When it opened on July 4, 1891, the Copley Square Hotel was the first and only hotel in the Back Bay. In 1896, the hotel served as the campaign headquarters for then-presidential candidate William McKinley. During the 1940s, the hotel housed the Storyville Jazz Club, which hosted, among others, the famed Duke Ellington, Billie Holiday, and Ella Fitzgerald. Less known is the occupant of a second-floor suite from 1939 to 1942: the New England chapter of the Christian Front and its leader, Francis Moran, an agent of Nazi Germany.

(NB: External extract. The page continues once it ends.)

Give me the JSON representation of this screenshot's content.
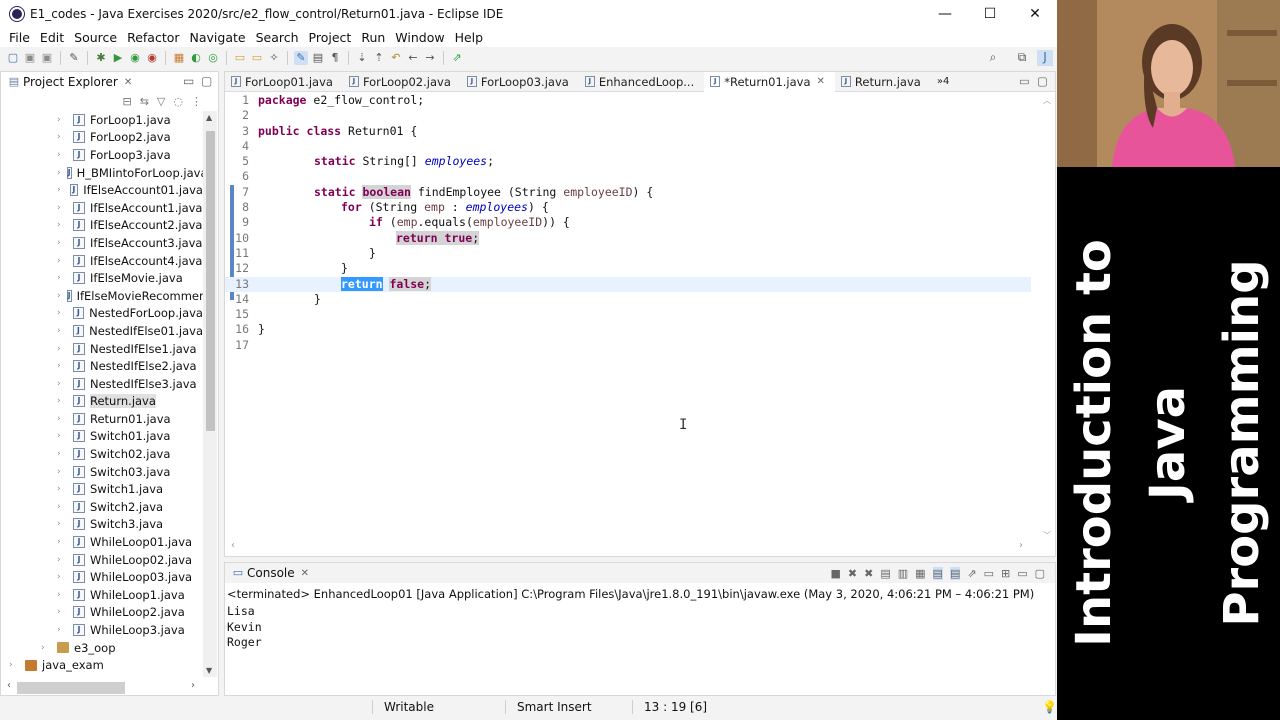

Father Charles Coughlin, the antisemitic and fascistic priest from Detroit whose weekly radio broadcasts enjoyed a national audience of millions during the 1930s, established the Christian Front in the United States. Soon, the organization, a variant of which originated in Europe, had a large presence in Boston. Indeed, under the capable leadership of Moran—several hundred would often attend the organization’s meetings at Hibernian Hall in Roxbury—the city emerged as the epicenter of the Christian Front’s activities in the United States.

The membership of the Boston-area Front was composed mostly of Irish Catholics and largely of people on the socioeconomic margins. It also enjoyed significant support within Boston’s police force, within organized labor, and among key elements of the area’s political establishment. According to historian Charles Gallagher, “fronters” perceived themselves as under threat and as engaged in a holy war of sorts, one in which Communists and Jews—overlapping categories in their eyes—were the enemy. Many Catholic priests soft-peddled the far-right politics of the Christian Front while providing theological leadership. Meanwhile, the Church hierarchy did nothing to challenge, while often effectively sanctioning, the organization’s hate-filled propaganda.

German consul’s house, 39 Chestnut Street, Beacon Hill, 1940. Source: Tufts Digital Library.

Recruited by Germany’s consul general on Beacon Hill with the goal of helping to build support for U.S. neutrality during World War II, Moran would become a Nazi agent soon after the Christian Front’s establishment in Boston. Eventually, Frances Sweeney, head of Boston’s Irish American Defense Association, exposed Moran as a Nazi propagandist.* With the United States having recently declared war on Germany, this led the Boston Police Department to shut down the Christian Front’s operations and its office at the Copley Square Hotel in January 1942. Nonetheless, the Front continued to operate, clandestinely, in the Boston area until 1945 or so.

The Copley Square Hotel advertises itself as “the city’s second-oldest hotel in continuous operation.” However, it closed at the beginning of the Covid-19 pandemic for reasons of renovation. It reopened in April 2022. The hotel’s worker’s are unionized, members of UNITE-HERE Local 26.

Photo by Suren Moodliar, October 2021.

Getting there:

Green Line to Green Line to Copley station; 0.2 miles (4-minute) walk. Orange Line or Commuter Rail to Back Bay Station; 0.4 mile (8-minute) walk.

To learn more:

Charles R. Gallagher, Nazis of Couple Square: The Forgotten History of the Christian Front, Cambridge: Harvard University Press, 2021.

Gal Tziperman Lotan, “Workers protest as hotel closures drag on and on,” The Boston Globe, October 28, 2021.